In the opening comments, mention was made of moving the emphasis from stick to carrot. We know that the payment of fines fall into two categories: some fines are paid as simply as buying a newspaper, and the offender keeps on offending. The fine is nothing. The second category has a backlog of unpaid fines because he/she cannot afford to pay any of them, and once again that offender, with nothing to lose, keeps on offending. Demerit points are another part of the stick that needs to go. Demerits are no deterrent to people who only drive an hour or two at weekends, and are unfair to professional drivers who face a greater range of demerit offences and driver on average five times the distance that average amateur drivers do. When a professional reach 100 demerit points he not only loses his licence but also his income. Clearly, fines and demerits don’t work as well as we would like.

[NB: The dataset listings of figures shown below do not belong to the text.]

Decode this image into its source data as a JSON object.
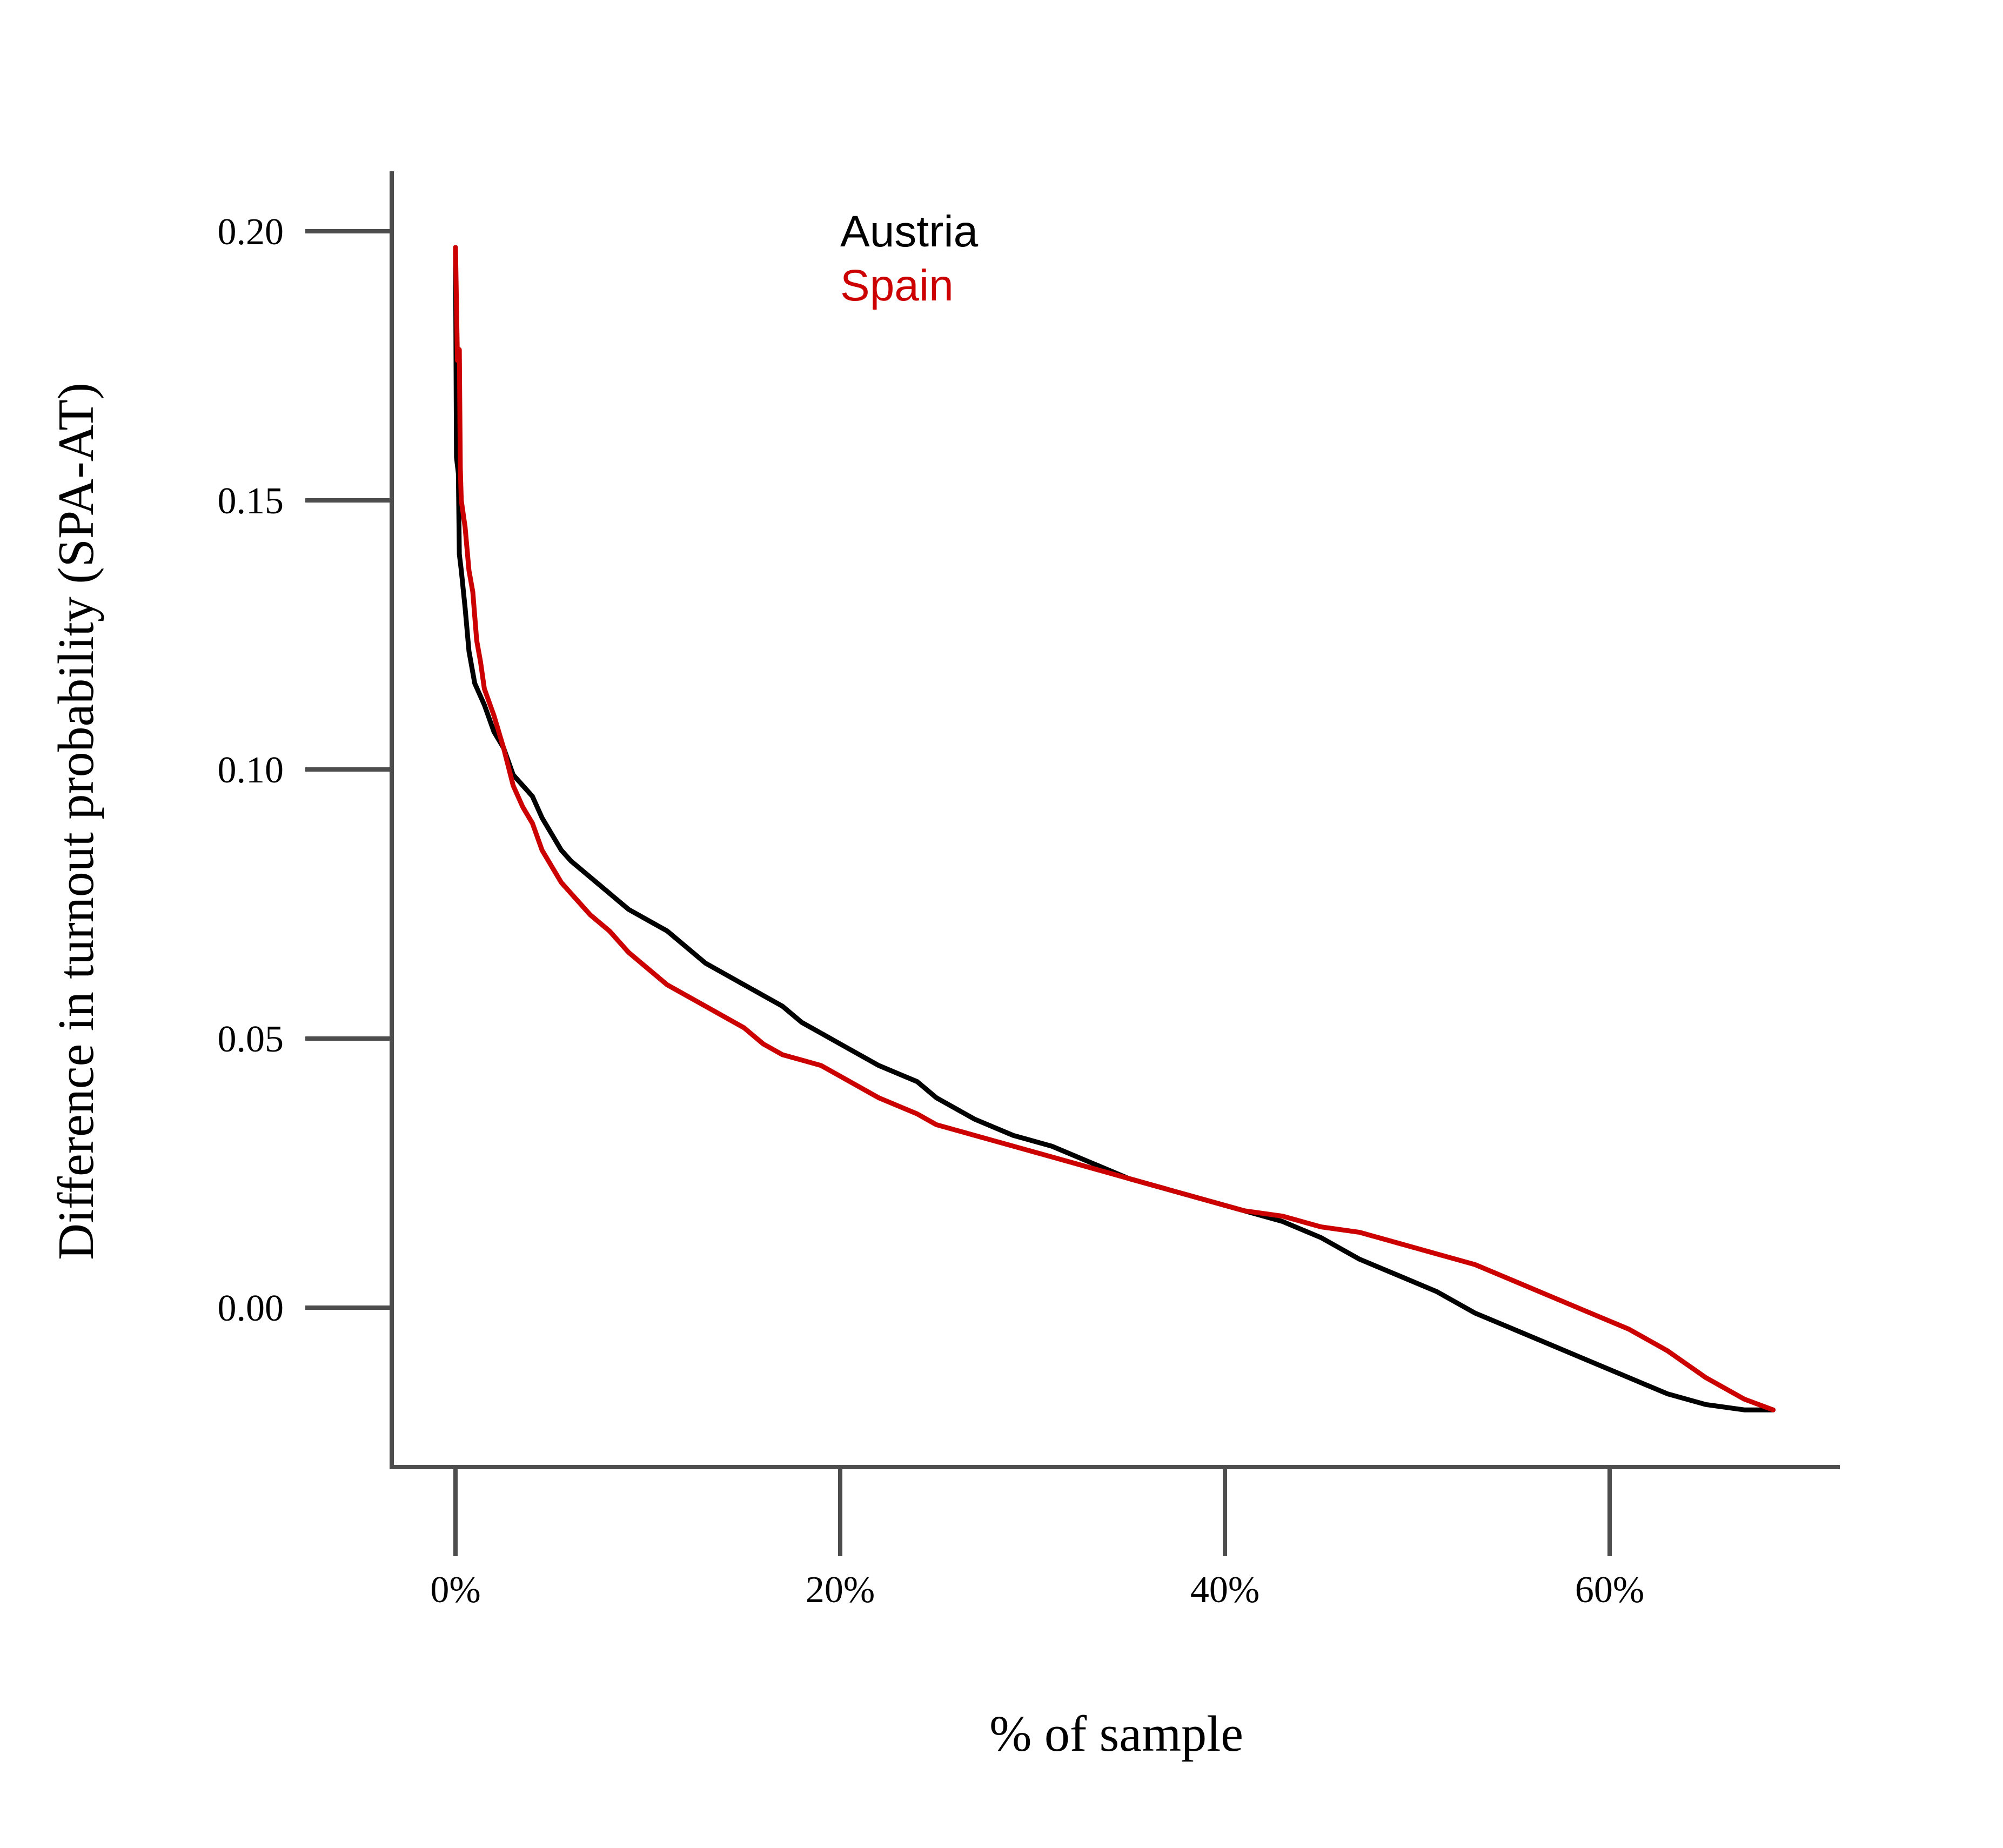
{
  "chart_data": {
    "type": "line",
    "title": "",
    "xlabel": "% of sample",
    "ylabel": "Difference in turnout probability (SPA-AT)",
    "xlim": [
      -1.7,
      70
    ],
    "ylim": [
      -0.03,
      0.211
    ],
    "x_ticks": [
      0,
      20,
      40,
      60
    ],
    "x_tick_labels": [
      "0%",
      "20%",
      "40%",
      "60%"
    ],
    "y_ticks": [
      0.0,
      0.05,
      0.1,
      0.15,
      0.2
    ],
    "y_tick_labels": [
      "0.00",
      "0.05",
      "0.10",
      "0.15",
      "0.20"
    ],
    "grid": false,
    "legend_position": "top-center",
    "series": [
      {
        "name": "Austria",
        "color": "#000000",
        "x": [
          0,
          0.05,
          0.15,
          0.2,
          0.3,
          0.5,
          0.7,
          1.0,
          1.5,
          2.0,
          2.5,
          3.0,
          3.5,
          4.0,
          4.5,
          5.0,
          5.5,
          6.0,
          7.0,
          8.0,
          9.0,
          10.0,
          11.0,
          12.0,
          13.0,
          14.0,
          15.0,
          16.0,
          17.0,
          18.0,
          19.0,
          20.0,
          22.0,
          24.0,
          25.0,
          27.0,
          29.0,
          31.0,
          33.0,
          35.0,
          37.0,
          39.0,
          41.0,
          43.0,
          45.0,
          47.0,
          49.0,
          51.0,
          53.0,
          55.0,
          57.0,
          59.0,
          61.0,
          63.0,
          65.0,
          67.0,
          68.5
        ],
        "y": [
          0.197,
          0.158,
          0.155,
          0.14,
          0.137,
          0.13,
          0.122,
          0.116,
          0.112,
          0.107,
          0.104,
          0.099,
          0.097,
          0.095,
          0.091,
          0.088,
          0.085,
          0.083,
          0.08,
          0.077,
          0.074,
          0.072,
          0.07,
          0.067,
          0.064,
          0.062,
          0.06,
          0.058,
          0.056,
          0.053,
          0.051,
          0.049,
          0.045,
          0.042,
          0.039,
          0.035,
          0.032,
          0.03,
          0.027,
          0.024,
          0.022,
          0.02,
          0.018,
          0.016,
          0.013,
          0.009,
          0.006,
          0.003,
          -0.001,
          -0.004,
          -0.007,
          -0.01,
          -0.013,
          -0.016,
          -0.018,
          -0.019,
          -0.019
        ]
      },
      {
        "name": "Spain",
        "color": "#cc0000",
        "x": [
          0,
          0.1,
          0.2,
          0.25,
          0.3,
          0.5,
          0.7,
          0.9,
          1.1,
          1.3,
          1.5,
          2.0,
          2.5,
          3.0,
          3.5,
          4.0,
          4.5,
          5.0,
          5.5,
          6.0,
          7.0,
          8.0,
          9.0,
          10.0,
          11.0,
          12.0,
          13.0,
          14.0,
          15.0,
          16.0,
          17.0,
          18.0,
          19.0,
          20.0,
          22.0,
          24.0,
          25.0,
          27.0,
          29.0,
          31.0,
          33.0,
          35.0,
          37.0,
          39.0,
          41.0,
          43.0,
          45.0,
          47.0,
          49.0,
          51.0,
          53.0,
          55.0,
          57.0,
          59.0,
          61.0,
          63.0,
          65.0,
          67.0,
          68.5
        ],
        "y": [
          0.197,
          0.176,
          0.178,
          0.156,
          0.15,
          0.145,
          0.137,
          0.133,
          0.124,
          0.12,
          0.115,
          0.11,
          0.104,
          0.097,
          0.093,
          0.09,
          0.085,
          0.082,
          0.079,
          0.077,
          0.073,
          0.07,
          0.066,
          0.063,
          0.06,
          0.058,
          0.056,
          0.054,
          0.052,
          0.049,
          0.047,
          0.046,
          0.045,
          0.043,
          0.039,
          0.036,
          0.034,
          0.032,
          0.03,
          0.028,
          0.026,
          0.024,
          0.022,
          0.02,
          0.018,
          0.017,
          0.015,
          0.014,
          0.012,
          0.01,
          0.008,
          0.005,
          0.002,
          -0.001,
          -0.004,
          -0.008,
          -0.013,
          -0.017,
          -0.019
        ]
      }
    ]
  }
}
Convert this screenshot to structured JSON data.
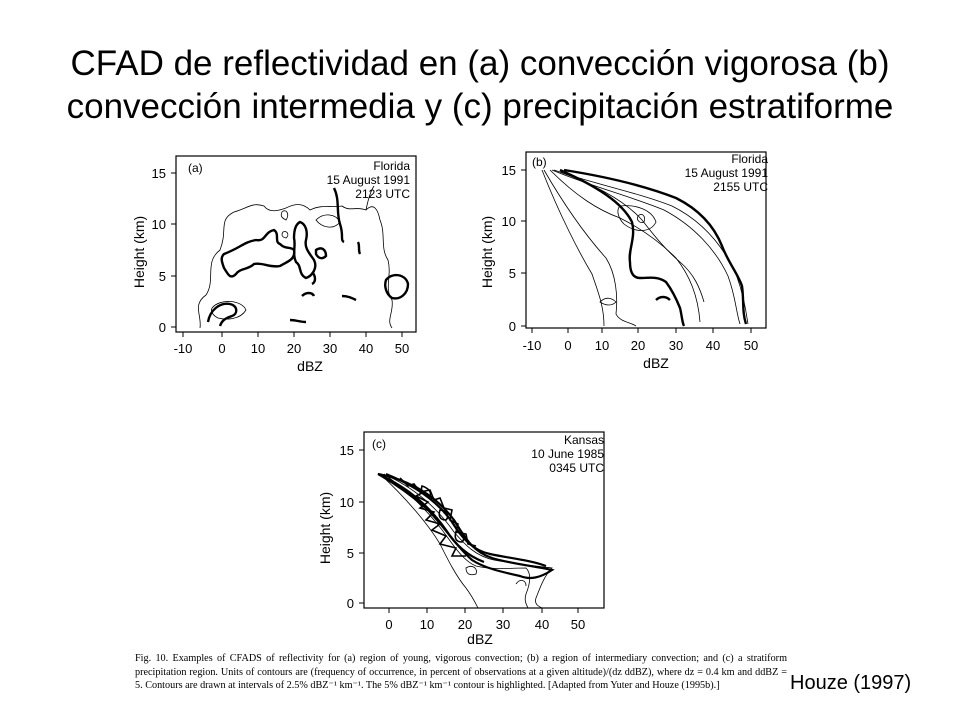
{
  "slide": {
    "title_line1": "CFAD de reflectividad en (a) convección vigorosa (b)",
    "title_line2": "convección intermedia y (c) precipitación estratiforme",
    "credit": "Houze (1997)"
  },
  "figure": {
    "caption": "Fig. 10. Examples of CFADS of reflectivity for (a) region of young, vigorous convection; (b) a region of intermediary convection; and (c) a stratiform precipitation region. Units of contours are (frequency of occurrence, in percent of observations at a given altitude)/(dz ddBZ), where dz = 0.4 km and ddBZ = 5. Contours are drawn at intervals of 2.5% dBZ⁻¹ km⁻¹. The 5% dBZ⁻¹ km⁻¹ contour is highlighted. [Adapted from Yuter and Houze (1995b).]"
  },
  "panels": [
    {
      "id": "a",
      "label": "(a)",
      "location": "Florida",
      "date": "15 August 1991",
      "time": "2123 UTC",
      "xlabel": "dBZ",
      "ylabel": "Height (km)",
      "x_ticks": [
        "-10",
        "0",
        "10",
        "20",
        "30",
        "40",
        "50"
      ],
      "y_ticks": [
        "0",
        "5",
        "10",
        "15"
      ]
    },
    {
      "id": "b",
      "label": "(b)",
      "location": "Florida",
      "date": "15 August 1991",
      "time": "2155 UTC",
      "xlabel": "dBZ",
      "ylabel": "Height (km)",
      "x_ticks": [
        "-10",
        "0",
        "10",
        "20",
        "30",
        "40",
        "50"
      ],
      "y_ticks": [
        "0",
        "5",
        "10",
        "15"
      ]
    },
    {
      "id": "c",
      "label": "(c)",
      "location": "Kansas",
      "date": "10 June 1985",
      "time": "0345 UTC",
      "xlabel": "dBZ",
      "ylabel": "Height (km)",
      "x_ticks": [
        "0",
        "10",
        "20",
        "30",
        "40",
        "50"
      ],
      "y_ticks": [
        "0",
        "5",
        "10",
        "15"
      ]
    }
  ]
}
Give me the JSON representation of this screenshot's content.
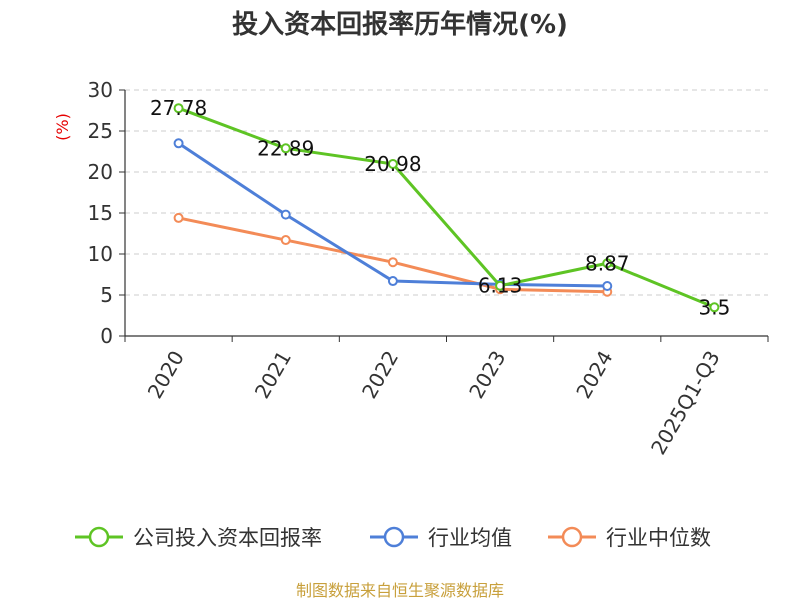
{
  "chart_data": {
    "type": "line",
    "title": "投入资本回报率历年情况(%)",
    "ylabel": "(%)",
    "xlabel": "",
    "categories": [
      "2020",
      "2021",
      "2022",
      "2023",
      "2024",
      "2025Q1-Q3"
    ],
    "yticks": [
      "0",
      "5",
      "10",
      "15",
      "20",
      "25",
      "30"
    ],
    "ylim": [
      0,
      30
    ],
    "grid": true,
    "legend_position": "bottom",
    "series": [
      {
        "name": "公司投入资本回报率",
        "color": "#5ec424",
        "values": [
          27.78,
          22.89,
          20.98,
          6.13,
          8.87,
          3.5
        ],
        "labels": [
          "27.78",
          "22.89",
          "20.98",
          "6.13",
          "8.87",
          "3.5"
        ]
      },
      {
        "name": "行业均值",
        "color": "#4e7fd8",
        "values": [
          23.5,
          14.8,
          6.7,
          6.3,
          6.1,
          null
        ]
      },
      {
        "name": "行业中位数",
        "color": "#f38b57",
        "values": [
          14.4,
          11.7,
          9.0,
          5.7,
          5.4,
          null
        ]
      }
    ]
  },
  "source": "制图数据来自恒生聚源数据库"
}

So, here's the carrot. Every driver licence could carry a classification from say F to A with F being applied to the first full licence on issue. As drivers gain experience, without avoidable accidents or infringements, their licence could be upgraded to a higher class. A class A for example could apply to any driver who completes a million kilometres with no avoidable accidents or infringements – a true professional. Drivers would have to be constantly vigilant to avoid downgrading. This system would have benefits for professional drivers seeking employment and others required to drive a company vehicle as part of their work. Rental and insurance companies would look favourably on highly graded drivers. Such a system would be a real incentive for drivers to drive by the book with all the care and attention that driving calls for.

But you say, don’t worry about that, within five years manually-driven cars will be a thing of the past. Well, no. There will always be manually-driven cars. In all probability, it will be more than thirty years before fully automated cars outnumber others. Even the worst drivers will consider themselves safer than robots, so the motor vehicle, as we know it, is here for the long haul.

Meanwhile, the problems of road safety are not going to go away of their own accord. Only a concerted effort and some radical thinking are going to reduce the accident rate and save precious lives. The big question is, will the bureaucrats and politicians be brave enough and innovative enough to tackle it?